Tutti i diritti riservati all’autore.
OPERA PRIMA
23
MICHELE LAMON
CON AMOROSO SENSO
(Poesie Scelte)
Anterem, 2010
La sai, una cosa.
C'è, c'è il desiderio di un passato in grado di risuonarmi a pelle il tuo
nome.
Poterti interrogare seguendo le curvature di cui sei esperta, avvertire
in risposta segnali continui, effrasuoni ad occhi chiusi, liberi dal diktat
dell'onoff, delle emanazioni sotto piena responsabilità.

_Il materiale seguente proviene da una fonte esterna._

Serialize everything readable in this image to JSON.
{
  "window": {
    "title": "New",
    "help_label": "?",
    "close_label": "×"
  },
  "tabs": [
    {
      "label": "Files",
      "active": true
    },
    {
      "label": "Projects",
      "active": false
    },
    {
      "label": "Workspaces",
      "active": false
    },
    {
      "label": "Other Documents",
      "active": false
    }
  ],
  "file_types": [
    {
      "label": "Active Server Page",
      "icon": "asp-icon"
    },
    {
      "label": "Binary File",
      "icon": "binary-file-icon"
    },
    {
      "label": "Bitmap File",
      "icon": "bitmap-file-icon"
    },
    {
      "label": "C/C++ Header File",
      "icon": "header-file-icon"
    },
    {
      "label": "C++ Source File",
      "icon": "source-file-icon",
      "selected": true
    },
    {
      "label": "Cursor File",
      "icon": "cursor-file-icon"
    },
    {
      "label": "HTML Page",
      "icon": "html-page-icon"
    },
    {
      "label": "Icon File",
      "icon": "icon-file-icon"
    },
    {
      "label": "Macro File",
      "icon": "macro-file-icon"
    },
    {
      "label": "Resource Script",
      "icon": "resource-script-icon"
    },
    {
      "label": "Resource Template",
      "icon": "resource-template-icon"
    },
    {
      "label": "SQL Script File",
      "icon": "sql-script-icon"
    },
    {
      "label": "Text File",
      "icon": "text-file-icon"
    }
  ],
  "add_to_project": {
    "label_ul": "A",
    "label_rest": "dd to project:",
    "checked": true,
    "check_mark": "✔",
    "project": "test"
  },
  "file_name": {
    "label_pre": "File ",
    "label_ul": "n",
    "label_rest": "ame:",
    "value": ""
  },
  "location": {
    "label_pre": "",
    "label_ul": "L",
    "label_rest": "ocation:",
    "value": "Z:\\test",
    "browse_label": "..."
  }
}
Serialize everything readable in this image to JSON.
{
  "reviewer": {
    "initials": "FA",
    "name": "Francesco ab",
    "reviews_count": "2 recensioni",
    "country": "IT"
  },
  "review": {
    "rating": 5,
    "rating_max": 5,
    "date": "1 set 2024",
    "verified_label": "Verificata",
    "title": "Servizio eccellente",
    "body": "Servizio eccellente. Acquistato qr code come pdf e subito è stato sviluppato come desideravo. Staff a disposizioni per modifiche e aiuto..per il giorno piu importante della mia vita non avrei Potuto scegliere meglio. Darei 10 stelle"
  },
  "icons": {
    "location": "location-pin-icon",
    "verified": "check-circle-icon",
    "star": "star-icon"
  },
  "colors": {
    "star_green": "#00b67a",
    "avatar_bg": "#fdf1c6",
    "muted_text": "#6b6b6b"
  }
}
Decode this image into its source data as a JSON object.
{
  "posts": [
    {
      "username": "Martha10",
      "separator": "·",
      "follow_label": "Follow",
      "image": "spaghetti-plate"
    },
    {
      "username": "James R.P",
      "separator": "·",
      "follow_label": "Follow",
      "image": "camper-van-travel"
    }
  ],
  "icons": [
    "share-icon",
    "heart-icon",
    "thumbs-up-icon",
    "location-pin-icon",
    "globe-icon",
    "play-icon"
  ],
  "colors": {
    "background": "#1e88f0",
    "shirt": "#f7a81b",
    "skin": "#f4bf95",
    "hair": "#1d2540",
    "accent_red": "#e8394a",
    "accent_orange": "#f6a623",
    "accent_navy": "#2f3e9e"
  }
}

Circonfondermi di molecole che ti appartengono, aromatiche
ratificazioni di distanze nulle, di pressioni sulle, di battiti a mille.
Abissi a livello di mare.
Scriversi, segnare per, sa di passato, di atto tardo, di pensieri dopo, di
ricor danze celebrative. Spirali ecoiche, autoalimentate; innocenti e
astemie: narcotizzabili a coppe di virtù. Ma mi piego ad esse perché
trasmissibili anche furfantescamente, come a fare la corte trattenendo
l'orlo della gonna, così che lei non fugga, a meno che disposta a
lasciar delizie in scia nel conquistar congedo.
“È arabo per me”
La distanza
il velo di Dio
solo di parole mi fa grazia
che affidi a sconosciuti messi
Dimentico del tè
seguo i segni di penna
l'eco di mano
in racchiuso scorrere e rotare
minime bizze al giogo che ci osta
Il vento dei pensieri non dà posa ai fogli ornati,
incide il tuo nome nei grani di polvere
illacrimanti gli occhi del mercato grande
E la sera al quinto richiamo
gli animali sorridono
perché sbaglio ad inginocchiarmi.
Amen parole
Con rotazione di sorrisi
ortogonare nasi
e metterci una croce sotto
Nari pori bulini
indolenziti intontiti accaldati
sfuriando bruciando bagnando
i corpi si ricordano
Tra un secondo la luna
e otto minuti il sole
tra quattr'anni stella
poco fa un passante
Ma io ricorrente fisso
filo zanzareo basta:
pontifica orziero.
Affiancati, eppure differenti le vedute dalla finestra: tu
sull'anta aperta, io sulla chiusa. Vedo un po' quel che
vedi, respiro meno ma ho noi riflessi.
Stanza perturbine hai colore fino ai fruscii e da ora
all'astro si chiederà della tua espressione sola.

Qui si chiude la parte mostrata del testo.